The number of cheerleaders injured each year has climbed dramatically in the past two decades. Common stunts that pose risks include tossing and flipping cheerleaders in the air and creating human pyramids that reach 15 feet high or more.
In a new policy statement released online Monday in the journal Pediatrics, the American Academy of Pediatrics says school sports associations should designate cheerleading as a sport, and make it subject to safety rules and better supervision.
That would include on-site athletic trainers, limits on practice time and better qualified coaches, the academy says.
Just like other athletes, cheerleaders should be required to do conditioning exercises and undergo physical exams before joining the squad, the new policy says.
“Not everyone is fully aware of how cheerleading has evolved over the last couple of decades. It used to be just standing on the sidelines and doing cheers and maybe a few jumps,” said Dr. Cynthia LaBella, a sports medicine specialist at Chicago’s Lurie Children’s Hospital and an author of the new policy.
But she said cheerleading often results in injuries that include severe sprains, broken arms and legs, neck injuries and concussions.
Last year, there were almost 37,000 emergency room visits for cheerleading injuries among girls aged 6 to 22, according to data from the Consumer Product Safety Commission.
That’s more than four times higher than in 1980, when cheerleading was tamer.
While there are still traditional cheerleading squads that support schools’ athletic teams, some schools and private clubs have separate cheerleading teams that compete against other teams.
Injuries have increased as cheerleading has become more popular.
Data suggest there are more than 3 million cheerleaders nationwide aged 6 and older, mostly girls. That includes about 400,000 in high school, according to data cited in the new policy.
While the overall injury rate in high school cheerleading is lower than in other girls sports, including gymnastics, soccer and field hockey, the rate of catastrophic injuries like skull fractures and paralyzing spine injuries is higher, the academy noted.

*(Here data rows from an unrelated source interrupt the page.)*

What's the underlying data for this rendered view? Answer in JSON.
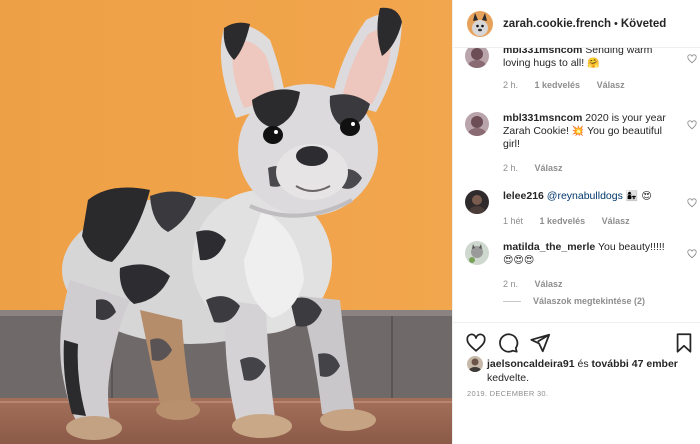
{
  "header": {
    "username": "zarah.cookie.french",
    "separator": "•",
    "follow_status": "Követed"
  },
  "comments": [
    {
      "username": "mbl331msncom",
      "text": "Sending warm loving hugs to all!",
      "emojis": "🤗",
      "time": "2 h.",
      "likes": "1 kedvelés",
      "reply": "Válasz"
    },
    {
      "username": "mbl331msncom",
      "text_before": "2020 is your year Zarah Cookie!",
      "emoji_mid": "💥",
      "text_after": "You go beautiful girl!",
      "time": "2 h.",
      "reply": "Válasz"
    },
    {
      "username": "lelee216",
      "mention": "@reynabulldogs",
      "emojis": "👩‍👧 😍",
      "time": "1 hét",
      "likes": "1 kedvelés",
      "reply": "Válasz"
    },
    {
      "username": "matilda_the_merle",
      "text": "You beauty!!!!!",
      "emojis": "😍😍😍",
      "time": "2 n.",
      "reply": "Válasz",
      "view_replies": "Válaszok megtekintése (2)"
    }
  ],
  "actions": {
    "like": "heart-icon",
    "comment": "comment-icon",
    "share": "share-icon",
    "save": "bookmark-icon"
  },
  "likes": {
    "username": "jaelsoncaldeira91",
    "connector": "és",
    "others": "további 47 ember",
    "suffix": "kedvelte."
  },
  "date": "2019. DECEMBER 30.",
  "colors": {
    "wall": "#f0a347",
    "text": "#262626",
    "secondary": "#8e8e8e",
    "mention": "#00376b"
  }
}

Kasey Bronstein, 14, and her sister Kori, 17, of Mahwah, N.J., both tore a knee tendon while cheerleading for a private competitive team run by their parents. They twisted their knees doing acrobatic moves while standing on the raised-up hands of their teammates. They had knee surgery last November, followed by extensive physical therapy, and have returned to cheerleading.
Both said it should be considered a sport but they also think it’s already pretty safe.
“They’re kind of making it too safe, taking out skills that are very exciting to do,” Kori said. That includes a double flip stunt no longer allowed on her team.
Some schools and state high school sports associations already consider cheerleading a sport and require the kind of safety oversight that the academy is recommending. But many do not, said Jim Lord, executive director of the American Association of Cheerleading Coaches & Administrators. Some don’t consider it a sport because not all cheerleading squads are involved in their own competitions, he said.
Lord said the academy’s policy mirrors many of his group’s safety recommendations for high schools and colleges.
That includes limiting the height of human pyramids in high school cheerleading to just two people. The academy also says routines that include pyramids, tumbling or tosses should not be performed on hard surfaces.
Lisa Kluchorosky, a sports medicine specialist who works with the academy and the National Athletic Trainers Association, said the new policy will help erase misconceptions that cheerleading is not very athletic.
“The statistics are compelling and you can’t turn your head from that,” she said.